An essential requirement for managing IT operations (ITOps) in today’s complex digital enterprises is the availability of high-quality monitoring data. Systematically deploying a monitoring framework to capture behavioral characteristics of all compute, communication, and storage components is vital to optimizing ITOps efficiencies. Data observability augments conventional system monitoring by providing end-to-end visibility across an enterprise’s entire technology stack. This enables the complete internal state of ITOps across an enterprise to be proactively monitored through the collection, analysis, and correlation of system outputs such as logs, metrics, and traces. Deeper value and context can be added to observability data by integrating Artificial Intelligence Operations (AIOps), leveraging Artificial Intelligence (AI) and machine learning (ML) to apply reasoning and problem-solving, remove noise, identify potential issues, and prescribe best actions for ITOps.
Combining observability and AIOps, Development Operations (DevOps) teams can proactively optimize systems and software so they are able to monitor, run queries, test products, see results, and debug systems ‘on the fly.’ Having more accurate, granular, and targeted data and the means to derive greater meaning and actionable intelligence from it improves process confidence levels, drives more informed decision-making, and empowers teams to deliver more reliable products faster. Additionally, when new products are introduced, performance can be monitored, and any anomalies that have the potential to impact operations detected, automatically flagged, and resolved, or escalated for human resolution where necessary, decreasing potential downtime and improving Mean Time to Resolution (MTTR).
Getting the Balance Right
While this all sounds great on paper, it’s important to remember that in any ITOps system, resources are limited. Given the amount and complexity of data flowing through today’s digitized enterprise system, it’s imperative that administrators have a solid understanding of monitoring requirements. A structured, clearly defined approach is a non-negotiable, as the adoption of an ad-hoc, manual, and intuition-based approach can lead to inconsistent and inadequate data collection and retention policies, which defeats the entire point of the program.
When conducting observability, determining the appropriate monitoring level for observing the IT estate and collecting data is key. An approach to monitoring that is either too aggressive or too conservative can lead to either very large or very small volumes of monitoring data. Both approaches suffer from drawbacks that make them impractical for truly effective use. Very large amounts of data generated by very fine monitoring parameters can be difficult to store, maintain, and analyze. For instance, logging ten metrics at a rate of one sample per second will consume about 720,000 KB per hour, one sample every five seconds about 144,000 KB per hour, and one sample every ten minutes 1,200 KB per hour. The collection of large volumes of data can become unmanageable and carries the risk of missing genuine anomalies and valuable insights in the noise. On the other hand, a very small amount of monitoring data generated by coarse operational parameters carries the risk of missing events of interest, incomplete diagnosis, and insufficient insights.

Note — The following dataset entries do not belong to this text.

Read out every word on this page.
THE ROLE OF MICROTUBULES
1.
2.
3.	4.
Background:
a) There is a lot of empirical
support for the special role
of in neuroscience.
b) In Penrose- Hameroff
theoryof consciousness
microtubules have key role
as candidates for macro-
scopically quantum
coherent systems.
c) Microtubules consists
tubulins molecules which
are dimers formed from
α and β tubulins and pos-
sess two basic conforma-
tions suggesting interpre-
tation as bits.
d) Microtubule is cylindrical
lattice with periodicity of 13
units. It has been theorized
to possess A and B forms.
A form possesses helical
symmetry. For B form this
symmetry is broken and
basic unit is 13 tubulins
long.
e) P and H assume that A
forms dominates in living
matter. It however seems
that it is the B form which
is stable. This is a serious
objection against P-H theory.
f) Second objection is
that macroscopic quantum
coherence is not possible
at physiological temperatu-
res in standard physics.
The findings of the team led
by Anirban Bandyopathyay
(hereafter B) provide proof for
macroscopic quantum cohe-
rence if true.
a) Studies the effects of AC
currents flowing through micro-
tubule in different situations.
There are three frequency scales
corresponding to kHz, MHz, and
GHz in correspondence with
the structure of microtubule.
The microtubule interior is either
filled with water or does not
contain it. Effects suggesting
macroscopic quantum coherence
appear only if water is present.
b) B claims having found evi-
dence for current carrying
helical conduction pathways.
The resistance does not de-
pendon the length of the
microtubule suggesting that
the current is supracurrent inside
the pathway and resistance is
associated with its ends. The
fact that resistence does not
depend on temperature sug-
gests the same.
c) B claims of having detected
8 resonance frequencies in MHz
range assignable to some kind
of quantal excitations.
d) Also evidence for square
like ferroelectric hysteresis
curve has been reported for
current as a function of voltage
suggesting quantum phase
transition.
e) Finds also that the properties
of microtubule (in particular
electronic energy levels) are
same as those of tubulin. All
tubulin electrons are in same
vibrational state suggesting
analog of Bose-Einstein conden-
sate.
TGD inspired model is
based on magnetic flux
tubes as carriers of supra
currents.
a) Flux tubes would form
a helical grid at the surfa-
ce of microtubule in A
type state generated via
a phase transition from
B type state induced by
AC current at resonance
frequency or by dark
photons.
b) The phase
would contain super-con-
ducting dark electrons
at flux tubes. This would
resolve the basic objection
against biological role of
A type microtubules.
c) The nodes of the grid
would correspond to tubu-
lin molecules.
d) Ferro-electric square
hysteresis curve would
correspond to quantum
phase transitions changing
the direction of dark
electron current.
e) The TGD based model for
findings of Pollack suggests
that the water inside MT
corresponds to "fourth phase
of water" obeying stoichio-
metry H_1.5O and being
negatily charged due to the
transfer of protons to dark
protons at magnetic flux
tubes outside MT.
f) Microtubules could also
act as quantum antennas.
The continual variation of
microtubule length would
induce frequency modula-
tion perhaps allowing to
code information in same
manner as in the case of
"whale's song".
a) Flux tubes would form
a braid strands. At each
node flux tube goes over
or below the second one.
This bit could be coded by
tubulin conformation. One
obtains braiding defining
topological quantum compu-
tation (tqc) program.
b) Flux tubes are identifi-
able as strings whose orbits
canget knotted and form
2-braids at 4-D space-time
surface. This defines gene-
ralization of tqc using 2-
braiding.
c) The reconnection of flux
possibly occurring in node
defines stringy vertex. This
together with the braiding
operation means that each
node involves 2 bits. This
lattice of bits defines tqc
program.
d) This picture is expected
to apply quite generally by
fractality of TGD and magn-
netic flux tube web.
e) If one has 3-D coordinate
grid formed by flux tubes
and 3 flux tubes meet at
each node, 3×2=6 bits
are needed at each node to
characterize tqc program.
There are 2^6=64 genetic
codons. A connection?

Adaptive Observability for DevOps
The emergence of ‘adaptive observability’ provides an optimal middle path, making it possible, based on intelligent deep data analytics, to increase or decrease monitoring levels in response to the system health of specific IT operations. Adaptive observability seeks to replace the ad-hoc, manual, intuition-based approach with a more systematic, automated, and analytics-based approach for system monitoring.
The core of adaptive observability is to intelligently assess system performance and infer the health and criticality of various system components. This inferred health and criticality is then used to generate dynamic monitoring guidelines for these components. So, for example, a poorly performing component will require monitoring at a finer level, with many metrics collected at a high sampling rate. More resources are automatically allocated to gather more data more frequently to diagnose and suggest resolutions to the issue quickly and efficiently. Once the issue is resolved, when things are healthy, it is no longer necessary to collect as much data, and at such a high frequency, resources can be deployed elsewhere in ITOps. On the flip side, for a healthy component, a very low sampling rate may be adequate.
Adaptive observability integrates two relatively new and active areas of research – adaptive monitoring and adaptive probing, which have, historically, been two important approaches for the measurement, monitoring, and management of complex systems. However, traditionally these two approaches have been used in isolation. Passive monitoring techniques compute at-a-point metrics and can provide fine-grained metrics but are agnostic to the end-to-end system performance, whole probing-based techniques compute end-to-end metrics but lack in-depth view of a component. Adaptive observability combines these two techniques to actively complement each other to produce a highly effective monitoring solution.
In closing, while there’s no doubt that observability delivers a number of tangible improvements for DevOps teams, it’s important to understand and set appropriate monitoring parameters, factoring in adaptive observability to optimize ITOps resources, streamline decision-making and problem-solving, and drive cost efficiencies across enterprises.